Crédit photo Elsa Maudet, Audrey Guiller, Clémence Dellangnol, Jérôme Vachon
Pour les jeunes travailleurs sociaux, trouver un premier poste a longtemps été une simple formalité. Si le secteur reste créateur d’emplois, la période semble pourtant moins faste et les nouveaux diplômés peinent parfois à s’insérer. Pour en avoir le cœur net, les ASH ont enquêté dans trois régions : la Franche-Comté, la Bretagne et l’Ile-de-France.

« Le secteur social et médico-social reste privilégié en matière d’emploi, mais la situation est tout de même moins favorable qu’il y a quel­ques années. » Ce commentaire de Jean-Marie Vauchez, président de l’Organisation nationale des éducateurs spécialisés (ONES), résume assez bien la situation de l’emploi dans le secteur social. Habituellement, les jeunes qui s’y engageaient n’avaient guère de difficultés à trouver un poste. « J’ai passé le DEES [diplôme d’Etat d’éducateur spécialisé] dans les années 1980, se souvient Jean-Marie Vauchez. En juin, j’étais diplômé. En juillet, je commençais à travailler en CDI à temps plein. » Cette réputation de secteur porteur en matière d’emploi continue d’ailleurs d’être relayée par les professionnels de l’orientation. « Les métiers du social ne connaissent pas le chômage.

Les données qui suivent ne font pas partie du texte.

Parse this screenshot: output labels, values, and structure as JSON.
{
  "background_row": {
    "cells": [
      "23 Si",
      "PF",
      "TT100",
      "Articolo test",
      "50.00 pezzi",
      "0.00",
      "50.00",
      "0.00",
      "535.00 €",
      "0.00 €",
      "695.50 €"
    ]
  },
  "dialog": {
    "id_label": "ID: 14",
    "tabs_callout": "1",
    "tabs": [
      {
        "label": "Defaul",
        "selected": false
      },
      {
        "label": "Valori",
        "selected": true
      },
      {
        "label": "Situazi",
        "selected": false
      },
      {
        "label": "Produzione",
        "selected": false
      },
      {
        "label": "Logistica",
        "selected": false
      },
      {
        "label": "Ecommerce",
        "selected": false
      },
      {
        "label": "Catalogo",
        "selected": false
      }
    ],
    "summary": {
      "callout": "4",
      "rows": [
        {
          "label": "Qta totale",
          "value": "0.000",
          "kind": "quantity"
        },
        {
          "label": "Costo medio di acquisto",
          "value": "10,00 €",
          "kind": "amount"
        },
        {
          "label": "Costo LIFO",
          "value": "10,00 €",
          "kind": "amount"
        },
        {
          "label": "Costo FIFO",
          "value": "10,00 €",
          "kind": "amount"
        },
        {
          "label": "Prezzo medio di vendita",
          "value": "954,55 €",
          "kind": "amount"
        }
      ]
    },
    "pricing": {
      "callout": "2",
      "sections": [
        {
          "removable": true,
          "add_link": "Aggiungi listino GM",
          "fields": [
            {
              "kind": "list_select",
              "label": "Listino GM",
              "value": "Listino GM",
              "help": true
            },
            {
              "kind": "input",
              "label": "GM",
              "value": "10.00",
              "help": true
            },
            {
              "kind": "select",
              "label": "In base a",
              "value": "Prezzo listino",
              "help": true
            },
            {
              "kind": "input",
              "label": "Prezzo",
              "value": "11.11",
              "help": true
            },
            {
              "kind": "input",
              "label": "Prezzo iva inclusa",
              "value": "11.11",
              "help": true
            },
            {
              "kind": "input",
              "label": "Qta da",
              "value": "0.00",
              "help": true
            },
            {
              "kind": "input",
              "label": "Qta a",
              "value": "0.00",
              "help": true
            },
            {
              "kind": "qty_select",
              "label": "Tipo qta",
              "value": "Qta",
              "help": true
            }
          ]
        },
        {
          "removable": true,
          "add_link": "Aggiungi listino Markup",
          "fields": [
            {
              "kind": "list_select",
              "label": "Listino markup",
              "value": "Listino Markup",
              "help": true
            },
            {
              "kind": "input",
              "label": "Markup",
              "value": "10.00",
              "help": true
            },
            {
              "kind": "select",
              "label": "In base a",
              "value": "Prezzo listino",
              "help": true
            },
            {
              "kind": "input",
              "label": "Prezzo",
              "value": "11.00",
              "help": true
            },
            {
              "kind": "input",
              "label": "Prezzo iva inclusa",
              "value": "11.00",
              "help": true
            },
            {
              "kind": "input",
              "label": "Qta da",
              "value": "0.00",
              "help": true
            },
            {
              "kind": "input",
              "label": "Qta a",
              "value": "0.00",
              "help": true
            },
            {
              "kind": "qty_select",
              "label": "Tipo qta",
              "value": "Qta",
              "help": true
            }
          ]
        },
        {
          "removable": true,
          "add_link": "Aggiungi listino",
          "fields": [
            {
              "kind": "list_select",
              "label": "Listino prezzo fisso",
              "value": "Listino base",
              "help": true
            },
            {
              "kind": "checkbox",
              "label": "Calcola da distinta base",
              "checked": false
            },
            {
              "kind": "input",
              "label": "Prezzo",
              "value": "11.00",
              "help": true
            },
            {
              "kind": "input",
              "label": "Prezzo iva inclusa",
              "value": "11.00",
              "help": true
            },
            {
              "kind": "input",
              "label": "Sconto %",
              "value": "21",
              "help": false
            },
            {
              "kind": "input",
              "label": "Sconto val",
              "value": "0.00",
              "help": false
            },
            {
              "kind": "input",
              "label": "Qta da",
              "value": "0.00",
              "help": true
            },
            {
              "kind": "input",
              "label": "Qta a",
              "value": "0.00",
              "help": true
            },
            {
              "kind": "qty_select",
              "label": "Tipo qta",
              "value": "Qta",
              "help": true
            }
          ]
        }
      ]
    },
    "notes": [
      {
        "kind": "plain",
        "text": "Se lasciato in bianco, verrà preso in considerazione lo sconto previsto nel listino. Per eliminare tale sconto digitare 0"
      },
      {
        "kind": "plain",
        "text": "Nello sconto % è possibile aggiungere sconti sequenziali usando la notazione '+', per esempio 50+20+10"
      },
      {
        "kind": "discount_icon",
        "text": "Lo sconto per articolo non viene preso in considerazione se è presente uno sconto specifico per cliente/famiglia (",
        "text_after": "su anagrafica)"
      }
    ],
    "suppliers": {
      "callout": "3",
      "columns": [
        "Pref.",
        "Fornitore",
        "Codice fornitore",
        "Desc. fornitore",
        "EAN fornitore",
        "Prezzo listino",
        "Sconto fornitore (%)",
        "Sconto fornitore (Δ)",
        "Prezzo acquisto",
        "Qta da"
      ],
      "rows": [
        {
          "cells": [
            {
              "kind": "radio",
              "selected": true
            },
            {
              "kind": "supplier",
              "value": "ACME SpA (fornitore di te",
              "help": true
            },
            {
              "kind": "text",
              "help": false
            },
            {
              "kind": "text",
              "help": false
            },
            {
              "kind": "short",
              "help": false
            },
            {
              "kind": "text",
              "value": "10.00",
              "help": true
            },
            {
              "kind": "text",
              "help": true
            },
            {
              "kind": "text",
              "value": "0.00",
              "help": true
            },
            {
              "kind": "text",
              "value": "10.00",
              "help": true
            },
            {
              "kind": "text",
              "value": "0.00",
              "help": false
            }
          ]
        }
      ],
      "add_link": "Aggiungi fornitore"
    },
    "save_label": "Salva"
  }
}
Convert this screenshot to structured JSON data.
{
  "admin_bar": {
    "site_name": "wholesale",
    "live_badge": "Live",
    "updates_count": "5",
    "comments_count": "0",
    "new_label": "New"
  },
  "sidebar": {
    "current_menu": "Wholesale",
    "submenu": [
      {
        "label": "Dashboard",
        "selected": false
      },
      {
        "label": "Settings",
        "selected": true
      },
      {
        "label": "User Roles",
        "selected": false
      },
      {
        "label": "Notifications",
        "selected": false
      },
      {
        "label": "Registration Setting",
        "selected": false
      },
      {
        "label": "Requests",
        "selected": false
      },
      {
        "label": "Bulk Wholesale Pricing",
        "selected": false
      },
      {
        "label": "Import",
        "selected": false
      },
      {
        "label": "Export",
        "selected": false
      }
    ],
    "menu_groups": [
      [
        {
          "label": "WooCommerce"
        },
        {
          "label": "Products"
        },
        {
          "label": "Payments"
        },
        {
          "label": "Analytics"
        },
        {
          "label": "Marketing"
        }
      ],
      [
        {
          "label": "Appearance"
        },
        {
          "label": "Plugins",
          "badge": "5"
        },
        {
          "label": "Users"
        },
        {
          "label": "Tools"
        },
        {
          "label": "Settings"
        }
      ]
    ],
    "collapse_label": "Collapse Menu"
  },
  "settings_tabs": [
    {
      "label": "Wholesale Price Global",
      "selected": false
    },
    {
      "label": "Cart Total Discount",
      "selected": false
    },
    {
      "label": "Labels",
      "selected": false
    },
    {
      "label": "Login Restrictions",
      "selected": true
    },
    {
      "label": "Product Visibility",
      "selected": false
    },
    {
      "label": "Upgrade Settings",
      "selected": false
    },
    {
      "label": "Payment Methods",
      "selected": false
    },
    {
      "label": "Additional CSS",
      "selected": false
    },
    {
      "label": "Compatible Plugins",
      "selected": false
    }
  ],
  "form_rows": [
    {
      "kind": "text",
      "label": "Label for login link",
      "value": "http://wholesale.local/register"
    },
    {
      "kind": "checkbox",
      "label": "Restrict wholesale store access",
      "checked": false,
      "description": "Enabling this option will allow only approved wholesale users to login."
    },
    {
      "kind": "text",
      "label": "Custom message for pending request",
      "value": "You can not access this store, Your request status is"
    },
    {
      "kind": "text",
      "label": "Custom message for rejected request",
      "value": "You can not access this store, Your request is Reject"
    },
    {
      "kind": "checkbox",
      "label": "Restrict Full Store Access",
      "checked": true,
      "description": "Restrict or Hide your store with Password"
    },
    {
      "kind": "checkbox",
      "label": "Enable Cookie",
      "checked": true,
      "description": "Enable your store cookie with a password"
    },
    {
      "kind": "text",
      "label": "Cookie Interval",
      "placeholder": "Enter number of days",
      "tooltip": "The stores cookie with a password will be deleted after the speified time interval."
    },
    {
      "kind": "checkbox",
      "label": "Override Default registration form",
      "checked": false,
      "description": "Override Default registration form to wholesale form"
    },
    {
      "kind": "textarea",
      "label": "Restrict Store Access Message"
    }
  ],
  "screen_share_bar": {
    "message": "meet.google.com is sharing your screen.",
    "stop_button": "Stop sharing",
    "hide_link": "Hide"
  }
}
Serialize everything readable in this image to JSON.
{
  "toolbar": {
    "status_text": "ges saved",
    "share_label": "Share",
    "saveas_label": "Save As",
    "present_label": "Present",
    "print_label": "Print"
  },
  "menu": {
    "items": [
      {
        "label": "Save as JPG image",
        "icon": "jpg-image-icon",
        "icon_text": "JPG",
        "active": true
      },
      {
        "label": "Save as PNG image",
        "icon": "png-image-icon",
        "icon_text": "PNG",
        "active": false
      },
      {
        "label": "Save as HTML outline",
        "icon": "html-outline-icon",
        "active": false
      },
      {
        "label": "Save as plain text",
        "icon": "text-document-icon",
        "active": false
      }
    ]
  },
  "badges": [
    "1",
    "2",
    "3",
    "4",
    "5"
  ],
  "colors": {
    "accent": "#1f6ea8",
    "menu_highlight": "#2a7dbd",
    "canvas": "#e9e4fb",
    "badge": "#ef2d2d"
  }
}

Il faut dire que les besoins vont croissant : le vieillissement de la population, l’augmentation des situations d’isolement, de dépendance et de précarité appellent un accompagnement social par des personnels qualifiés », annonce le site de l’Onisep.

UN « FLEUVE TRANQUILLE » DÉSORMAIS TOURMENTÉ

Pourtant, lorsqu’on rencontre de jeunes travailleurs sociaux, lorsqu’on lit ce que certains d’entre eux écrivent sur les forums spécialisés, leur parcours vers l’insertion professionnelle ne ressemble pas toujours au long fleuve tranquille qu’on leur avait promis. Une illustration avec l’histoire, glanée sur Internet, de cette monitrice-éducatrice diplômée depuis cinq ans et toujours à la recherche d’un poste fixe dans sa région. « J’ai eu la possibilité d’exercer mon métier pendant plus de deux ans au sein d’un IME [institut médico-éducatif], mais aujourd’hui, c’est vogue la galère, très peu de remplacements ou alors à la semaine, ou même à la journée. Donc, par besoin d’un minimum de stabilité, je me retrouve agent de service hospitalier en EHPAD [établissement d’hébergement pour personnes âgées dépendantes], mais mon métier me manque. » « Le marché du travail social est plus tendu, confirme Caroline Fierobe, directrice des ressources humaines (DRH) de l’association Rénovation, à Bordeaux, membre de la commission « ressources humaines » du Syneas, l’un des principaux syndicats d’employeurs de la branche sanitaire, sociale et médico-sociale à but non lucratif (BASS). Nous le mesurons par le nombre de candidatures spontanées que nous recevons, qui est plus important qu’il y a quelques années. »

Pour en avoir le cœur net, les ASH ont enquêté dans trois régions : la Franche-Comté, Rennes et ses environs, et enfin l’Ile-de-France. Dans chacune, nous sommes allés à la rencontre des acteurs du secteur, et surtout de jeunes professionnels qui ont accepté de témoigner de la réalité de leur insertion professionnelle. Nous avons aussi interrogé les principales organisations nationales du secteur, afin de dresser un état des lieux le plus précis possible (1).

Si l’on s’en tient aux chiffres disponibles, l’insertion professionnelle des jeunes travailleurs sociaux reste rapide. « L’offre d’accueil et d’accompagnement en direction des personnes âgées, handicapées ou rencontrant des difficultés sociales poursuit son développement et continue de créer des emplois », indique-t-on à la direction générale de la cohésion sociale (DGCS). Ce que confirme l’étude publiée en 2012 par la direction de la recherche, des études, de l’évaluation et des statistiques (DREES) du ministère du Travail (2). Un document qui retrace les trois premières années de carrière des diplômés de 2007 des formations sociales. Son principal enseignement : le temps moyen d’accès à l’emploi des sortants diplômés des formations sociales de niveau III (assistants de service social, éducateurs spécialisés, conseillers en économie sociale et familiale) a été ramené de 2,8 à 1,6 mois entre 2004 et 2007. Pour les niveaux IV (moniteurs-éducateurs), ce délai est passé de 2,5 à 1,7 mois. Trois ans après la fin de leurs études, parmi les sortants des formations sociales, sept sur dix bénéficiaient d’un contrat à durée indéterminée. Au total, les travailleurs sociaux diplômés en 2007 ont passé, durant ces trois années, 90 % de leur temps en emploi.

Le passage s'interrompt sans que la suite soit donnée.